The White House condemned the decision to move Griner into a penal colony, with press secretary Karine Jean-Pierre saying that “every minute that Brittney Griner must endure wrongful detention in Russia is a minute too long.”

“As the Administration continues to work tirelessly to secure her release, the President has directed the Administration to prevail on her Russian captors to improve her treatment and the conditions she may be forced to endure in a penal colony,” she said in a statement.

Jean-Pierre added that the U.S. government had made “a significant offer to resolve the current unacceptable and wrongful detentions of American citizens” as Washington seeks to negotiate a diplomatic solution to free Griner and Paul Whelan, an American former security consultant serving a 16-year sentence in Russia.

Speaking on Aug. 4, WNBA superstar Brittney Griner said she had no intention of breaking Russian law after a small amount of cannabis oil was found in her bags. (Video: The Washington Post)

But Russia blamed Washington on Tuesday for the lack of progress, with Foreign Ministry spokeswoman Maria Zakharova saying, “We have not seen any desire from the United States to resolve the specific problems of people.”

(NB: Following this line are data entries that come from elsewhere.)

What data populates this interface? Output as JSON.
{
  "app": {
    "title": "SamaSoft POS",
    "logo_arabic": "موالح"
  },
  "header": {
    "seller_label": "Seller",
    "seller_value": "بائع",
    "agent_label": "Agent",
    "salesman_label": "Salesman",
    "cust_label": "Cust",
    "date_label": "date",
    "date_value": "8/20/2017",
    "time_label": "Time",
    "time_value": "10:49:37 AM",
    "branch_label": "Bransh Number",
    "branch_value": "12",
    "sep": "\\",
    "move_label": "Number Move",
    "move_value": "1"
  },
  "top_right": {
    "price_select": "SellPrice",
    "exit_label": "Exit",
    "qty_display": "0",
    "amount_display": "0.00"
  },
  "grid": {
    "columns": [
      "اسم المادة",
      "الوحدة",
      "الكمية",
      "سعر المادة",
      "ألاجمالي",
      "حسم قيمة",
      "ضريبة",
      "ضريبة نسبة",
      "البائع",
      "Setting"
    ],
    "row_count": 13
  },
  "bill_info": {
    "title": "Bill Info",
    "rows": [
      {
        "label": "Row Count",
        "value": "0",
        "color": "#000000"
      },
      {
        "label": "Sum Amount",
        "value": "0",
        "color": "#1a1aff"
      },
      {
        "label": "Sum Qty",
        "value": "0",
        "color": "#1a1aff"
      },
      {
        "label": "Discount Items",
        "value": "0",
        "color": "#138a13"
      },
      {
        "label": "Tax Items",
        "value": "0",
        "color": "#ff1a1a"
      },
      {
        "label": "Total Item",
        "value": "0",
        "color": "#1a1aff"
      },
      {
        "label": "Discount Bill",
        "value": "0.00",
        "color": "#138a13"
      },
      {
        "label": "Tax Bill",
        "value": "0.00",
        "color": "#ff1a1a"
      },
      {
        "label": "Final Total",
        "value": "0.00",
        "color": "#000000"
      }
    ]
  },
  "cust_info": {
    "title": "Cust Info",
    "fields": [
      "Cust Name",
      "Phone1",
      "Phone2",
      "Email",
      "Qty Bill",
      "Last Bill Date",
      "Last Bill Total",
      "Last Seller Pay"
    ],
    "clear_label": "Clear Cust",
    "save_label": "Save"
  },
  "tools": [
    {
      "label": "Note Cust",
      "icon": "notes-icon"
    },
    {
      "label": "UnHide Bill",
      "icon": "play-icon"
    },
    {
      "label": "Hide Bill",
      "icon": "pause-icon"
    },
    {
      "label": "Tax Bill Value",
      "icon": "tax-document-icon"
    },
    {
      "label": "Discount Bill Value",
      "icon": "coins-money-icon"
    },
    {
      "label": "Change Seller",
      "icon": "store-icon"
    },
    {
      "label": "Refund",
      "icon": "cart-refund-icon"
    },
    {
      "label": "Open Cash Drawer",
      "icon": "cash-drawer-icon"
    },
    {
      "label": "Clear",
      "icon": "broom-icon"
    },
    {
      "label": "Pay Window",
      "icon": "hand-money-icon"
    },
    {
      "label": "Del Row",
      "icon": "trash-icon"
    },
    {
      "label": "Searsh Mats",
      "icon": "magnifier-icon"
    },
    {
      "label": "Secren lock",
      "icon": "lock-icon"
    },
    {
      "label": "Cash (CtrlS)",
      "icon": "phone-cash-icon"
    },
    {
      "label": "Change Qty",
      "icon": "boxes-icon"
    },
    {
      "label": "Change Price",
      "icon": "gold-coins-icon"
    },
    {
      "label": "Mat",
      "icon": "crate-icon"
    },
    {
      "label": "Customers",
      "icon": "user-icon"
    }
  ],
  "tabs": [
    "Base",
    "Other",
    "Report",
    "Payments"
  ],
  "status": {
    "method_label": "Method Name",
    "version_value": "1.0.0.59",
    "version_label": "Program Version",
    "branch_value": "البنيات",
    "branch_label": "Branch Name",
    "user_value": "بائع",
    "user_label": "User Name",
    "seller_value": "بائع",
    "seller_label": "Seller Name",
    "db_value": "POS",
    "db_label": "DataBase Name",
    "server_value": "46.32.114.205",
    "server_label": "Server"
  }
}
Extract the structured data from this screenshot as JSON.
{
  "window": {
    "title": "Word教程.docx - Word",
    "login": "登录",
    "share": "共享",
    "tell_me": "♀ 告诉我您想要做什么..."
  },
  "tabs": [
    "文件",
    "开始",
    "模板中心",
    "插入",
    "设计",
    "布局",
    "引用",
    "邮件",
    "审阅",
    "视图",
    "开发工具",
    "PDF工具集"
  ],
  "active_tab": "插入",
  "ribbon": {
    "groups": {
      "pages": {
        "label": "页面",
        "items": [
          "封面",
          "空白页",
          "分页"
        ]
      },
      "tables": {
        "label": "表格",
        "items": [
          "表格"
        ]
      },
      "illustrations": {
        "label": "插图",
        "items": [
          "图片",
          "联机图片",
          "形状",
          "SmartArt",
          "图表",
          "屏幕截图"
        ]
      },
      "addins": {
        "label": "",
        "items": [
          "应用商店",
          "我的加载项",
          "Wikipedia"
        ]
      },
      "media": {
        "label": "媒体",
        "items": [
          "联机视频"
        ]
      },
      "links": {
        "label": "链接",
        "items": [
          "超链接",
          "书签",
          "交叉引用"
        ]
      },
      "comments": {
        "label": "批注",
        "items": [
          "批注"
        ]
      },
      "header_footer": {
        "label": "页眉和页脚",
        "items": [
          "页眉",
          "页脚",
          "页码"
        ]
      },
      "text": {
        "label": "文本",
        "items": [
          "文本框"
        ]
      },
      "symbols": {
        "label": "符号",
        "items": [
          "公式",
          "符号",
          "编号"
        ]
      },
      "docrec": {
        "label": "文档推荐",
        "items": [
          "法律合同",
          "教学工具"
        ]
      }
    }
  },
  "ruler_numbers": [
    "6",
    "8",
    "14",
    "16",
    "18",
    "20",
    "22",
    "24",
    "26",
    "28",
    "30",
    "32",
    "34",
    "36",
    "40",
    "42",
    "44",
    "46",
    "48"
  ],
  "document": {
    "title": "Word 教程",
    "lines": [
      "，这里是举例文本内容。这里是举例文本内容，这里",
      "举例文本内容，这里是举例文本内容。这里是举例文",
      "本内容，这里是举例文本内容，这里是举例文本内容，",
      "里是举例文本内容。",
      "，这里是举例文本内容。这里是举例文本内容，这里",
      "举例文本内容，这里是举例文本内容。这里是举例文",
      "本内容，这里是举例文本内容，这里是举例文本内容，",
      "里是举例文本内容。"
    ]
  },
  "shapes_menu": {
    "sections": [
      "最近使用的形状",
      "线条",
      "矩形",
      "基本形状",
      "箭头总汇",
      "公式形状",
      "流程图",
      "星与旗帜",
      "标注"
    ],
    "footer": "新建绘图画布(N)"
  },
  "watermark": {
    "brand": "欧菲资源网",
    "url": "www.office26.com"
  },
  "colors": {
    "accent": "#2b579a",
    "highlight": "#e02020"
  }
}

In a Wednesday statement, Griner’s agent, Lindsay Kagawa Colas, spoke of concerns over the basketball player’s health and well-being during “this very difficult phase of not knowing exactly where BG is or how she is doing.”

“We are thankful for everyone’s support, and hope that as we near nine months of detention, that BG and all wrongfully detained Americans will be shown mercy and returned home to their families for the holidays,” Colas added.